Tensor Program Optimization with Probabilistic Programs
- URL: http://arxiv.org/abs/2205.13603v1
- Date: Thu, 26 May 2022 20:20:02 GMT
- Title: Tensor Program Optimization with Probabilistic Programs
- Authors: Junru Shao, Xiyou Zhou, Siyuan Feng, Bohan Hou, Ruihang Lai, Hongyi
Jin, Wuwei Lin, Masahiro Masuda, Cody Hao Yu, Tianqi Chen
- Abstract summary: This paper introduces MetaSchedule, a domain-specific probabilistic programming language abstraction to construct a rich search space of tensor programs.
Our abstraction allows domain experts to analyze the program, and easily propose choices in a modular way to compose program transformation.
We also build an end-to-end learning-driven framework to find an optimized program for a given search space.
- Score: 16.303739951257814
- License: http://arxiv.org/licenses/nonexclusive-distrib/1.0/
- Abstract: Automatic optimization for tensor programs becomes increasingly important as
we deploy deep learning in various environments, and efficient optimization
relies on a rich search space and effective search.
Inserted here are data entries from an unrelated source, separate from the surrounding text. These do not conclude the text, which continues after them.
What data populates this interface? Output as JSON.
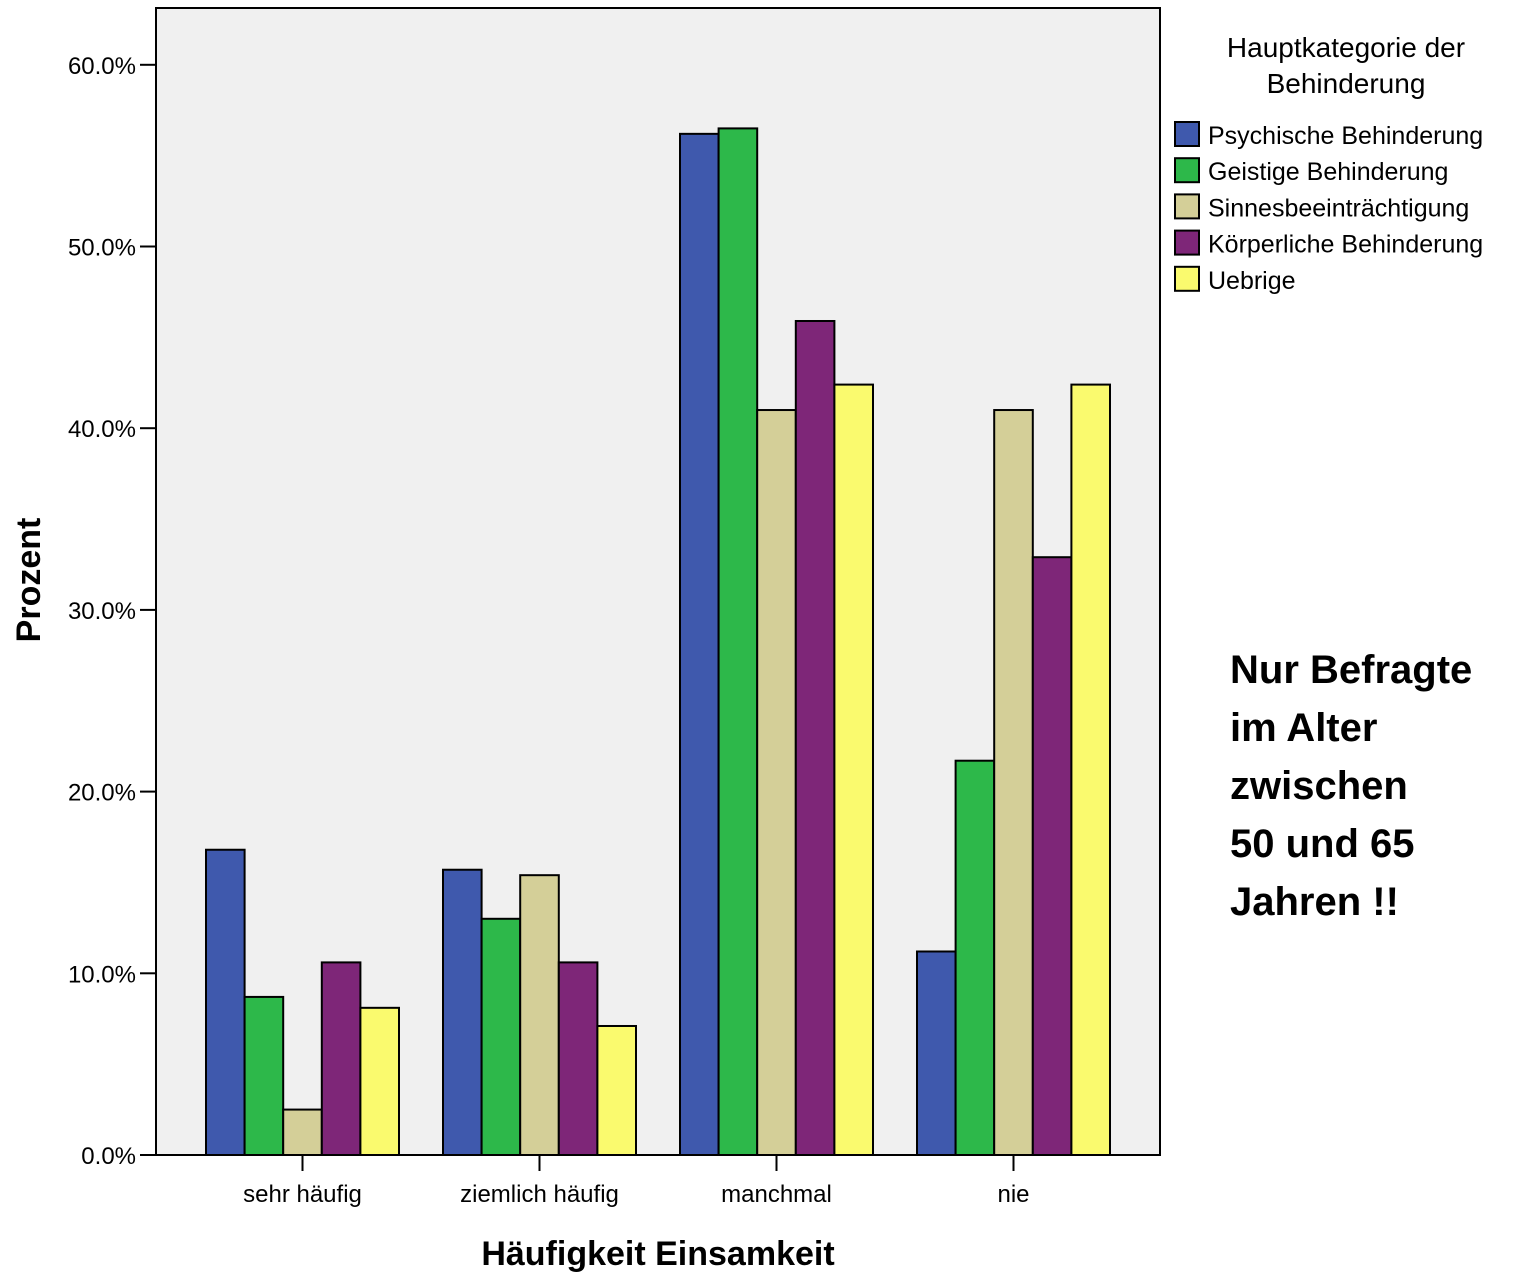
{
  "chart_data": {
    "type": "bar",
    "categories": [
      "sehr häufig",
      "ziemlich häufig",
      "manchmal",
      "nie"
    ],
    "series": [
      {
        "name": "Psychische Behinderung",
        "color": "#3f59ad",
        "values": [
          16.8,
          15.7,
          56.2,
          11.2
        ]
      },
      {
        "name": "Geistige Behinderung",
        "color": "#2db84a",
        "values": [
          8.7,
          13.0,
          56.5,
          21.7
        ]
      },
      {
        "name": "Sinnesbeeinträchtigung",
        "color": "#d4cf98",
        "values": [
          2.5,
          15.4,
          41.0,
          41.0
        ]
      },
      {
        "name": "Körperliche Behinderung",
        "color": "#7e2678",
        "values": [
          10.6,
          10.6,
          45.9,
          32.9
        ]
      },
      {
        "name": "Uebrige",
        "color": "#fafa6e",
        "values": [
          8.1,
          7.1,
          42.4,
          42.4
        ]
      }
    ],
    "xlabel": "Häufigkeit Einsamkeit",
    "ylabel": "Prozent",
    "ylim": [
      0,
      60
    ],
    "yticks": [
      0,
      10,
      20,
      30,
      40,
      50,
      60
    ],
    "ytick_labels": [
      "0.0%",
      "10.0%",
      "20.0%",
      "30.0%",
      "40.0%",
      "50.0%",
      "60.0%"
    ],
    "legend_title": [
      "Hauptkategorie der",
      "Behinderung"
    ],
    "legend_position": "top-right",
    "grid": false,
    "plot_background": "#f0f0f0"
  },
  "annotation": {
    "lines": [
      "Nur Befragte",
      "im Alter",
      "zwischen",
      "50 und 65",
      "Jahren !!"
    ]
  }
}
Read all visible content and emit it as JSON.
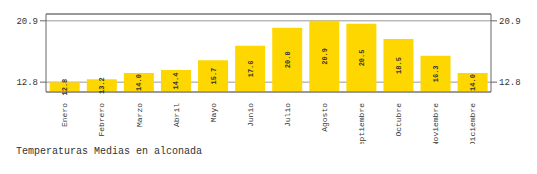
{
  "chart_data": {
    "type": "bar",
    "title": "Temperaturas Medias en alconada",
    "categories": [
      "Enero",
      "Febrero",
      "Marzo",
      "Abril",
      "Mayo",
      "Junio",
      "Julio",
      "Agosto",
      "Septiembre",
      "Octubre",
      "Noviembre",
      "Diciembre"
    ],
    "values": [
      12.8,
      13.2,
      14.0,
      14.4,
      15.7,
      17.6,
      20.0,
      20.9,
      20.5,
      18.5,
      16.3,
      14.0
    ],
    "value_labels": [
      "12.8",
      "13.2",
      "14.0",
      "14.4",
      "15.7",
      "17.6",
      "20.0",
      "20.9",
      "20.5",
      "18.5",
      "16.3",
      "14.0"
    ],
    "color": "#FFD700",
    "ylim": [
      11.5,
      21.8
    ],
    "yticks": [
      12.8,
      20.9
    ],
    "grid": true,
    "data_labels": true
  }
}
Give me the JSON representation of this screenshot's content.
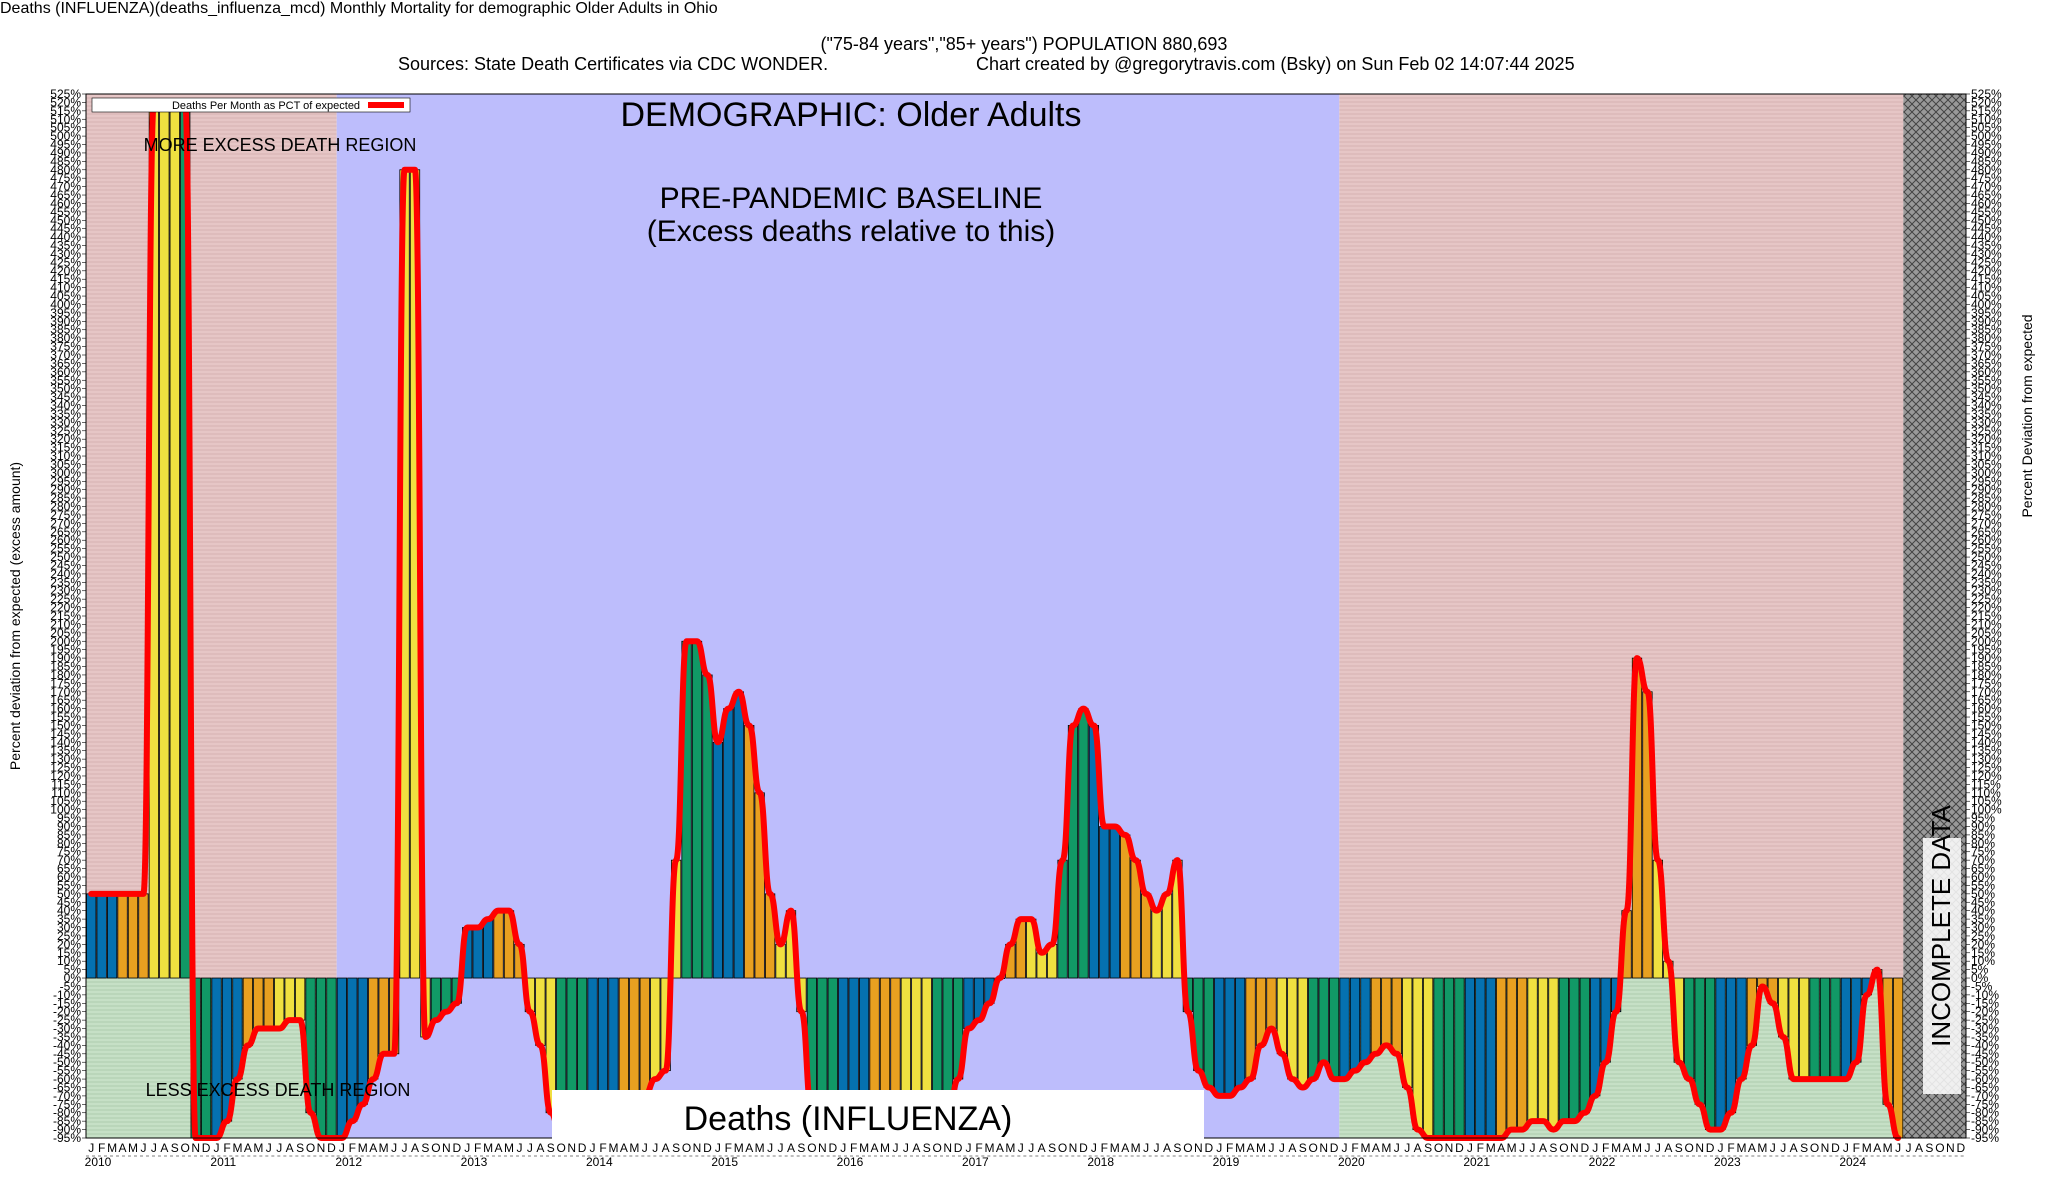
{
  "header": {
    "title": "Deaths (INFLUENZA)(deaths_influenza_mcd) Monthly Mortality for demographic Older Adults in Ohio",
    "subtitle": "(\"75-84 years\",\"85+ years\") POPULATION 880,693",
    "sources": "Sources: State Death Certificates via CDC WONDER.",
    "credit": "Chart created by @gregorytravis.com (Bsky) on Sun Feb 02 14:07:44 2025"
  },
  "chart_data": {
    "type": "bar",
    "ylabel": "Percent deviation from expected (excess amount)",
    "ylabel_right": "Percent Deviation from expected",
    "ylim": [
      -95,
      525
    ],
    "ytick_step": 5,
    "ytick_suffix": "%",
    "legend": {
      "label": "Deaths Per Month as PCT of expected",
      "placement": "top-left",
      "line_color": "#ff0000"
    },
    "annotations": {
      "demographic": "DEMOGRAPHIC: Older Adults",
      "baseline_line1": "PRE-PANDEMIC BASELINE",
      "baseline_line2": "(Excess deaths relative to this)",
      "more_region": "MORE EXCESS DEATH REGION",
      "less_region": "LESS EXCESS DEATH REGION",
      "incomplete": "INCOMPLETE DATA",
      "cause": "Deaths (INFLUENZA)"
    },
    "month_letters": [
      "J",
      "F",
      "M",
      "A",
      "M",
      "J",
      "J",
      "A",
      "S",
      "O",
      "N",
      "D"
    ],
    "years": [
      "2010",
      "2011",
      "2012",
      "2013",
      "2014",
      "2015",
      "2016",
      "2017",
      "2018",
      "2019",
      "2020",
      "2021",
      "2022",
      "2023",
      "2024"
    ],
    "x_start": "2010-01",
    "baseline_period": [
      "2012-01",
      "2019-12"
    ],
    "incomplete_from": "2024-07",
    "colors": {
      "bar_palette": [
        "#0571b0",
        "#e8a020",
        "#f0e040",
        "#119966"
      ],
      "line": "#ff0000",
      "baseline_bg": "#bdbdfc",
      "excess_bg": "#e6c6c6",
      "less_bg": "#c6e0c6"
    },
    "values": [
      50,
      50,
      50,
      50,
      50,
      50,
      520,
      520,
      520,
      520,
      -95,
      -95,
      -95,
      -85,
      -60,
      -40,
      -30,
      -30,
      -30,
      -25,
      -25,
      -80,
      -95,
      -95,
      -95,
      -85,
      -75,
      -60,
      -45,
      -45,
      480,
      480,
      -35,
      -25,
      -20,
      -15,
      30,
      30,
      35,
      40,
      40,
      20,
      -20,
      -40,
      -80,
      -95,
      -95,
      -95,
      -95,
      -95,
      -95,
      -95,
      -85,
      -70,
      -60,
      -55,
      70,
      200,
      200,
      180,
      140,
      160,
      170,
      150,
      110,
      50,
      20,
      40,
      -20,
      -80,
      -95,
      -95,
      -95,
      -95,
      -95,
      -95,
      -95,
      -95,
      -95,
      -95,
      -95,
      -95,
      -85,
      -60,
      -30,
      -25,
      -15,
      0,
      20,
      35,
      35,
      15,
      20,
      70,
      150,
      160,
      150,
      90,
      90,
      85,
      70,
      50,
      40,
      50,
      70,
      -20,
      -55,
      -65,
      -70,
      -70,
      -65,
      -60,
      -40,
      -30,
      -45,
      -60,
      -65,
      -60,
      -50,
      -60,
      -60,
      -55,
      -50,
      -45,
      -40,
      -45,
      -65,
      -90,
      -95,
      -95,
      -95,
      -95,
      -95,
      -95,
      -95,
      -95,
      -90,
      -90,
      -85,
      -85,
      -90,
      -85,
      -85,
      -80,
      -70,
      -50,
      -20,
      40,
      190,
      170,
      70,
      10,
      -50,
      -60,
      -75,
      -90,
      -90,
      -80,
      -60,
      -40,
      -5,
      -15,
      -35,
      -60,
      -60,
      -60,
      -60,
      -60,
      -60,
      -50,
      -10,
      5,
      -75,
      -95
    ]
  }
}
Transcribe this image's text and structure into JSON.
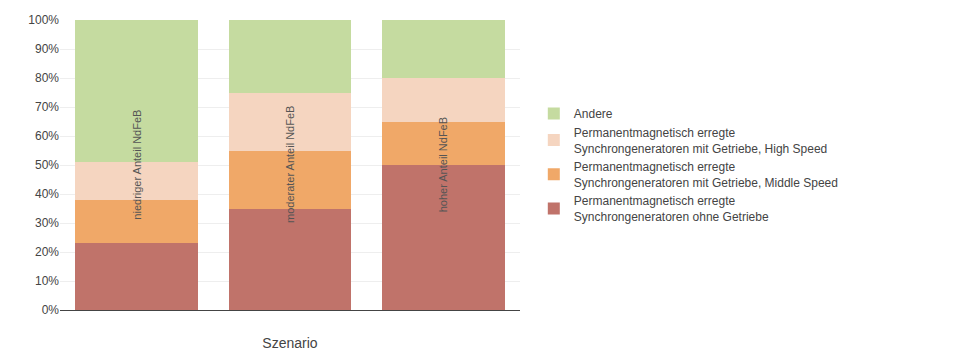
{
  "chart_data": {
    "type": "bar",
    "stacked": true,
    "categories": [
      "niedriger Anteil NdFeB",
      "moderater Anteil NdFeB",
      "hoher Anteil NdFeB"
    ],
    "series": [
      {
        "name": "Permanentmagnetisch erregte\nSynchrongeneratoren ohne Getriebe",
        "color": "#c0736a",
        "values": [
          0.23,
          0.35,
          0.5
        ]
      },
      {
        "name": "Permanentmagnetisch erregte\nSynchrongeneratoren mit Getriebe, Middle Speed",
        "color": "#f0a868",
        "values": [
          0.15,
          0.2,
          0.15
        ]
      },
      {
        "name": "Permanentmagnetisch erregte\nSynchrongeneratoren mit Getriebe, High Speed",
        "color": "#f5d5c0",
        "values": [
          0.13,
          0.2,
          0.15
        ]
      },
      {
        "name": "Andere",
        "color": "#c5dba0",
        "values": [
          0.49,
          0.25,
          0.2
        ]
      }
    ],
    "xlabel": "Szenario",
    "ylim": [
      0,
      1.0
    ],
    "yticks": [
      {
        "value": 0.0,
        "label": "0%"
      },
      {
        "value": 0.1,
        "label": "10%"
      },
      {
        "value": 0.2,
        "label": "20%"
      },
      {
        "value": 0.3,
        "label": "30%"
      },
      {
        "value": 0.4,
        "label": "40%"
      },
      {
        "value": 0.5,
        "label": "50%"
      },
      {
        "value": 0.6,
        "label": "60%"
      },
      {
        "value": 0.7,
        "label": "70%"
      },
      {
        "value": 0.8,
        "label": "80%"
      },
      {
        "value": 0.9,
        "label": "90%"
      },
      {
        "value": 1.0,
        "label": "100%"
      }
    ],
    "grid": true,
    "legend": "right",
    "tick_labels": "y"
  }
}
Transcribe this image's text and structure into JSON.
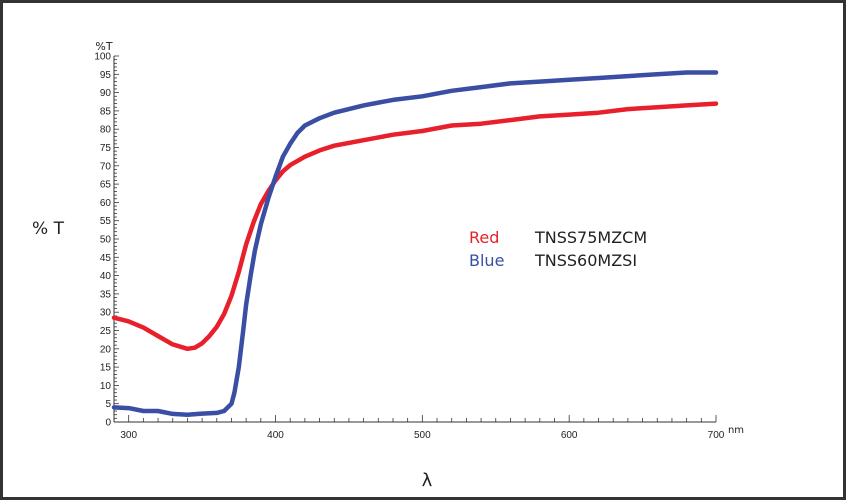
{
  "chart_data": {
    "type": "line",
    "ylabel": "% T",
    "y_unit_label": "%T",
    "xlabel": "λ",
    "x_unit_label": "nm",
    "xlim": [
      290,
      700
    ],
    "ylim": [
      0,
      100
    ],
    "x_major_ticks": [
      300,
      400,
      500,
      600,
      700
    ],
    "y_ticks": [
      0,
      5,
      10,
      15,
      20,
      25,
      30,
      35,
      40,
      45,
      50,
      55,
      60,
      65,
      70,
      75,
      80,
      85,
      90,
      95,
      100
    ],
    "grid": false,
    "legend_position": "center-right",
    "series": [
      {
        "name": "Red",
        "product": "TNSS75MZCM",
        "color": "#e8202b",
        "x": [
          290,
          300,
          310,
          320,
          330,
          340,
          345,
          350,
          355,
          360,
          365,
          370,
          375,
          380,
          385,
          390,
          395,
          400,
          405,
          410,
          420,
          430,
          440,
          460,
          480,
          500,
          520,
          540,
          560,
          580,
          600,
          620,
          640,
          660,
          680,
          700
        ],
        "y": [
          28.5,
          27.5,
          25.8,
          23.5,
          21.2,
          20.0,
          20.3,
          21.5,
          23.5,
          26.0,
          29.5,
          34.5,
          41.0,
          48.5,
          54.5,
          59.5,
          63.0,
          66.0,
          68.5,
          70.2,
          72.5,
          74.2,
          75.5,
          77.0,
          78.5,
          79.5,
          81.0,
          81.5,
          82.5,
          83.5,
          84.0,
          84.5,
          85.5,
          86.0,
          86.5,
          87.0
        ]
      },
      {
        "name": "Blue",
        "product": "TNSS60MZSI",
        "color": "#3a4ea3",
        "x": [
          290,
          300,
          310,
          320,
          330,
          340,
          350,
          360,
          365,
          370,
          372,
          375,
          378,
          380,
          383,
          386,
          390,
          395,
          400,
          405,
          410,
          415,
          420,
          430,
          440,
          460,
          480,
          500,
          520,
          540,
          560,
          580,
          600,
          620,
          640,
          660,
          680,
          700
        ],
        "y": [
          4.0,
          3.8,
          3.0,
          3.0,
          2.2,
          2.0,
          2.3,
          2.5,
          3.0,
          5.0,
          8.0,
          15.0,
          25.0,
          32.0,
          40.0,
          47.0,
          54.0,
          61.0,
          67.0,
          72.5,
          76.0,
          79.0,
          81.0,
          83.0,
          84.5,
          86.5,
          88.0,
          89.0,
          90.5,
          91.5,
          92.5,
          93.0,
          93.5,
          94.0,
          94.5,
          95.0,
          95.5,
          95.5
        ]
      }
    ]
  }
}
Most existing efforts adopt
a search space which lacks the ability to efficiently enable domain experts to
grow the search space. This paper introduces MetaSchedule, a domain-specific
probabilistic programming language abstraction to construct a rich search space
of tensor programs. Our abstraction allows domain experts to analyze the
program, and easily propose stochastic choices in a modular way to compose
program transformation accordingly. We also build an end-to-end learning-driven
framework to find an optimized program for a given search space. Experimental
results show that MetaSchedule can cover the search space used in the
state-of-the-art tensor program optimization frameworks in a modular way.
Additionally, it empowers domain experts to conveniently grow the search space
and modularly enhance the system, which brings 48% speedup on end-to-end deep
learning workloads.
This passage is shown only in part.